Rotating crops have disadvantages

Organic farmers rotate their fields with cover crops like clover and rye to increase organic soil matter and ensure healthy soil. However, while a field is planted with a cover crop, the farmer can’t use it to grow cotton. In addition, cover crops also require a financial outlay, and the farmer may not be able to fully recover the cost if that crop isn’t also profitable.

Organic cotton and the dyeing process

Tshirts cotton
Photo by Keagan Henman on Unsplash

A point that is often forgotten is the fact that natural dyes are not completely safe. According to scientists, they are ’’non-or less toxic and/or allergenic to the human body and the environment due to their fast decay in nature as compared with synthetic dyes.’’ 

In addition, there are reasons why chemicals are used in the dying processes of conventional textiles. Natural dyes are not colour-fast; they fade quickly and require a mordant to improve colour fastness. Copper sulphate, ferric sulphate, and potassium aluminium sulphate are common mordants used in organic dying. Mordants also require water to get washed out of the fabric – ten litres of water is necessary to dye 100 to 150 grams of fibre with a natural dye.

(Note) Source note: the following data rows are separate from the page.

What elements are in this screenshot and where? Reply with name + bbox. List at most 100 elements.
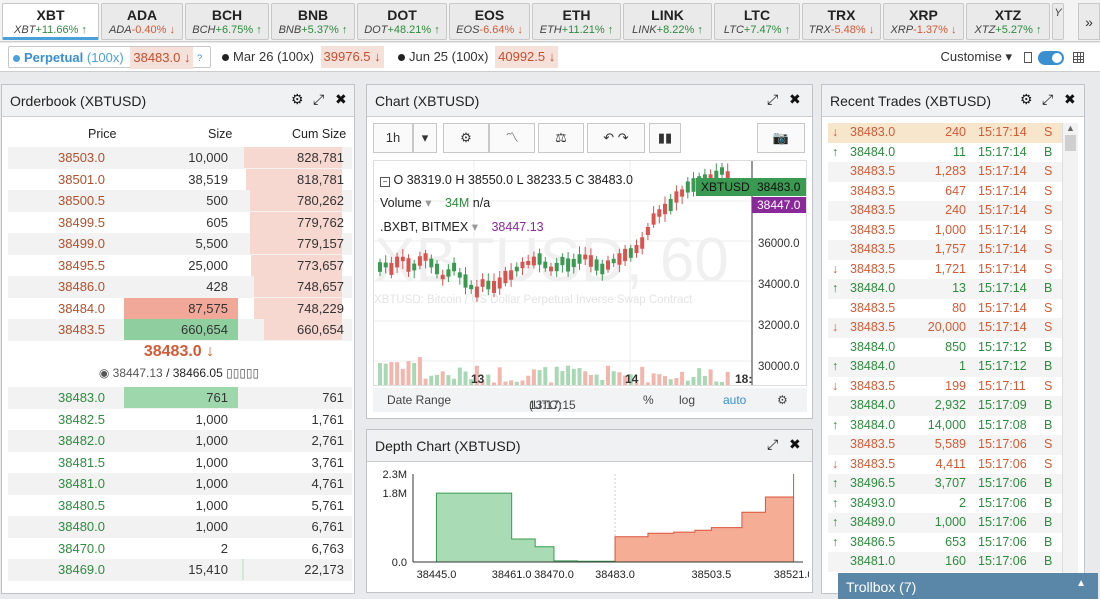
- bid-row[interactable]: 38483.0 761 761: [8, 387, 352, 409]
- close-icon[interactable]: ✖: [789, 436, 801, 453]
- auto-button[interactable]: auto: [723, 393, 746, 407]
- trade-row[interactable]: ↓ 38483.5 20,000 15:17:14 S: [828, 318, 1062, 338]
- bid-row[interactable]: 38480.0 1,000 6,761: [8, 516, 352, 538]
- contract-perpetual[interactable]: Perpetual (100x) 38483.0 ↓ ?: [8, 46, 211, 69]
- y-tick-label: 0.0: [392, 557, 407, 569]
- ask-row[interactable]: 38499.0 5,500 779,157: [8, 233, 352, 255]
- camera-icon[interactable]: 📷: [757, 123, 805, 153]
- trade-row[interactable]: 38483.5 1,000 15:17:14 S: [828, 221, 1062, 241]
- log-button[interactable]: log: [679, 393, 695, 407]
- indicators-icon[interactable]: 〽: [489, 123, 535, 153]
- trade-row[interactable]: ↑ 38484.0 1 15:17:12 B: [828, 357, 1062, 377]
- single-layout-icon[interactable]: [1024, 52, 1032, 63]
- trade-row[interactable]: ↓ 38483.0 240 15:17:14 S: [828, 123, 1062, 143]
- bid-row[interactable]: 38480.5 1,000 5,761: [8, 495, 352, 517]
- trade-row[interactable]: 38483.5 80 15:17:14 S: [828, 299, 1062, 319]
- depth-chart[interactable]: 2.3M 1.8M 0.0 38445.0 38461.0 38470.0 38483.0 3…: [369, 466, 809, 591]
- ask-row[interactable]: 38484.0 87,575 748,229: [8, 297, 352, 320]
- collapse-icon[interactable]: −: [380, 177, 390, 187]
- compare-icon[interactable]: ⚖: [538, 123, 584, 153]
- more-tickers-button[interactable]: »: [1078, 3, 1100, 40]
- bid-row[interactable]: 38482.5 1,000 1,761: [8, 409, 352, 431]
- ticker-tab-eth[interactable]: ETH ETH+11.21% ↑: [532, 3, 621, 40]
- trade-row[interactable]: 38483.5 1,757 15:17:14 S: [828, 240, 1062, 260]
- trade-row[interactable]: ↑ 38496.5 3,707 15:17:06 B: [828, 474, 1062, 494]
- close-icon[interactable]: ✖: [789, 91, 801, 108]
- chart-toolbar: 1h ▾ ⚙ 〽 ⚖ ↶ ↷ ▮▮ 📷: [373, 123, 805, 153]
- ticker-tab-link[interactable]: LINK LINK+8.22% ↑: [623, 3, 712, 40]
- trade-row[interactable]: 38483.5 240 15:17:14 S: [828, 201, 1062, 221]
- ticker-tab-xrp[interactable]: XRP XRP-1.37% ↓: [883, 3, 964, 40]
- bid-row[interactable]: 38482.0 1,000 2,761: [8, 430, 352, 452]
- ask-row[interactable]: 38499.5 605 779,762: [8, 211, 352, 234]
- volume-bar: [577, 368, 582, 385]
- contract-mar26[interactable]: Mar 26 (100x) 39976.5 ↓: [218, 46, 388, 68]
- ask-row[interactable]: 38495.5 25,000 773,657: [8, 254, 352, 277]
- scroll-thumb[interactable]: [1065, 135, 1076, 151]
- scrollbar[interactable]: ▲: [1062, 123, 1078, 575]
- trade-row[interactable]: ↑ 38484.0 13 15:17:14 B: [828, 279, 1062, 299]
- bid-row[interactable]: 38470.0 2 6,763: [8, 538, 352, 560]
- volume-bar: [486, 374, 491, 385]
- expand-icon[interactable]: ⤢: [313, 91, 324, 108]
- gear-icon[interactable]: ⚙: [777, 393, 788, 407]
- index-price[interactable]: 38447.13: [113, 366, 163, 380]
- ask-row[interactable]: 38503.0 10,000 828,781: [8, 147, 352, 169]
- percent-button[interactable]: %: [643, 393, 654, 407]
- trade-row[interactable]: ↑ 38484.0 11 15:17:14 B: [828, 143, 1062, 163]
- trollbox-button[interactable]: Trollbox (7) ▲: [838, 573, 1098, 599]
- bar-style-icon[interactable]: ▮▮: [649, 123, 681, 153]
- trade-row[interactable]: ↑ 38486.5 653 15:17:06 B: [828, 533, 1062, 553]
- customise-dropdown[interactable]: Customise ▾: [940, 49, 1012, 65]
- expand-icon[interactable]: ⤢: [1042, 91, 1053, 108]
- contract-jun25[interactable]: Jun 25 (100x) 40992.5 ↓: [394, 46, 562, 68]
- ticker-tab-bch[interactable]: BCH BCH+6.75% ↑: [185, 3, 269, 40]
- ticker-tab-y[interactable]: Y: [1052, 3, 1064, 40]
- bid-row[interactable]: 38481.0 1,000 4,761: [8, 473, 352, 495]
- price-chart[interactable]: XBTUSD, 60 XBTUSD: Bitcoin / US Dollar Pe…: [373, 160, 807, 386]
- ticker-tab-ltc[interactable]: LTC LTC+7.47% ↑: [714, 3, 800, 40]
- trade-row[interactable]: ↑ 38484.0 14,000 15:17:08 B: [828, 416, 1062, 436]
- ticker-tab-xtz[interactable]: XTZ XTZ+5.27% ↑: [966, 3, 1050, 40]
- trade-row[interactable]: 38484.0 850 15:17:12 B: [828, 338, 1062, 358]
- grid-layout-icon[interactable]: [1073, 52, 1084, 63]
- bid-row[interactable]: 38481.5 1,000 3,761: [8, 452, 352, 474]
- trade-row[interactable]: 38484.0 2,932 15:17:09 B: [828, 396, 1062, 416]
- bid-row[interactable]: 38469.0 15,410 22,173: [8, 559, 352, 581]
- ask-row[interactable]: 38500.5 500 780,262: [8, 190, 352, 212]
- trade-row[interactable]: 38483.5 647 15:17:14 S: [828, 182, 1062, 202]
- expand-icon[interactable]: ⤢: [767, 436, 778, 453]
- gear-icon[interactable]: ⚙: [1020, 91, 1033, 108]
- trade-row[interactable]: 38483.5 5,589 15:17:06 S: [828, 435, 1062, 455]
- chevron-down-icon[interactable]: ▾: [413, 123, 437, 153]
- gear-icon[interactable]: ⚙: [291, 91, 304, 108]
- ask-row[interactable]: 38483.5 660,654 660,654: [8, 319, 352, 341]
- undo-redo-icon[interactable]: ↶ ↷: [587, 123, 645, 153]
- ticker-tab-bnb[interactable]: BNB BNB+5.37% ↑: [271, 3, 355, 40]
- ask-row[interactable]: 38486.0 428 748,657: [8, 276, 352, 298]
- layout-toggle[interactable]: [1038, 51, 1064, 65]
- ask-row[interactable]: 38501.0 38,519 818,781: [8, 168, 352, 191]
- trade-row[interactable]: 38483.5 1,283 15:17:14 S: [828, 162, 1062, 182]
- trade-row[interactable]: ↑ 38489.0 1,000 15:17:06 B: [828, 513, 1062, 533]
- close-icon[interactable]: ✖: [335, 91, 347, 108]
- trade-row[interactable]: 38481.0 160 15:17:06 B: [828, 552, 1062, 572]
- trade-row[interactable]: ↓ 38483.5 4,411 15:17:06 S: [828, 455, 1062, 475]
- ticker-tab-ada[interactable]: ADA ADA-0.40% ↓: [101, 3, 183, 40]
- trade-row[interactable]: ↓ 38483.5 1,721 15:17:14 S: [828, 260, 1062, 280]
- date-range-button[interactable]: Date Range: [387, 393, 451, 407]
- trade-row[interactable]: ↑ 38493.0 2 15:17:06 B: [828, 494, 1062, 514]
- ticker-tab-xbt[interactable]: XBT XBT+11.66% ↑: [2, 3, 99, 40]
- ticker-tab-trx[interactable]: TRX TRX-5.48% ↓: [802, 3, 881, 40]
- help-icon[interactable]: ?: [197, 53, 202, 63]
- ticker-tab-eos[interactable]: EOS EOS-6.64% ↓: [449, 3, 530, 40]
- trade-side: B: [1044, 398, 1053, 412]
- close-icon[interactable]: ✖: [1064, 91, 1076, 108]
- settings-icon[interactable]: ⚙: [443, 123, 489, 153]
- expand-icon[interactable]: ⤢: [767, 91, 778, 108]
- candle-body: [452, 262, 457, 272]
- ticker-tab-dot[interactable]: DOT DOT+48.21% ↑: [357, 3, 447, 40]
- interval-button[interactable]: 1h: [373, 123, 413, 153]
- row-size: 5,500: [195, 236, 228, 251]
- trade-row[interactable]: ↓ 38483.5 199 15:17:11 S: [828, 377, 1062, 397]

While cotton may be organic in the sense that it was produced by organic farming practices, it can still be adulterated during the dying process. 

The GOTS requirements for wet processing read:

“All chemical inputs (such as dyes, auxiliaries and process chemicals) are assessed and must meet basic requirements on toxicity and biodegradability/eliminability. The use of toxic heavy metals, formaldehyde, aromatic solvents and genetically modified organisms (GMO) is banned. There are also restrictions on the use of accessories. Raw materials, intermediates, final textile products and accessories must meet stringent limits regarding unwanted residues. Packaging material must not contain PVC. ”

What are the basic requirements? Is a certain level of toxicity acceptable? 

Natural pesticides are not necessarily environmentally friendly

While organic cotton farming doesn’t use conventional pesticides, insecticides, and fertilisers, it doesn’t mean that the products they use are not harmful to the environment. Science Daily reports that some organic pesticides can be worse for the environment than conventional pesticides since higher dosages are required compared to synthetic pesticides.

Final thoughts

Switching to organic cotton doesn’t automatically solve the environmental impact of cotton production. When you buy a piece of clothing with a GOTS certified label, the most you can be sure of is that it probably had a smaller impact on the environment than a conventional cotton one, but not that it’s an entirely sustainable product.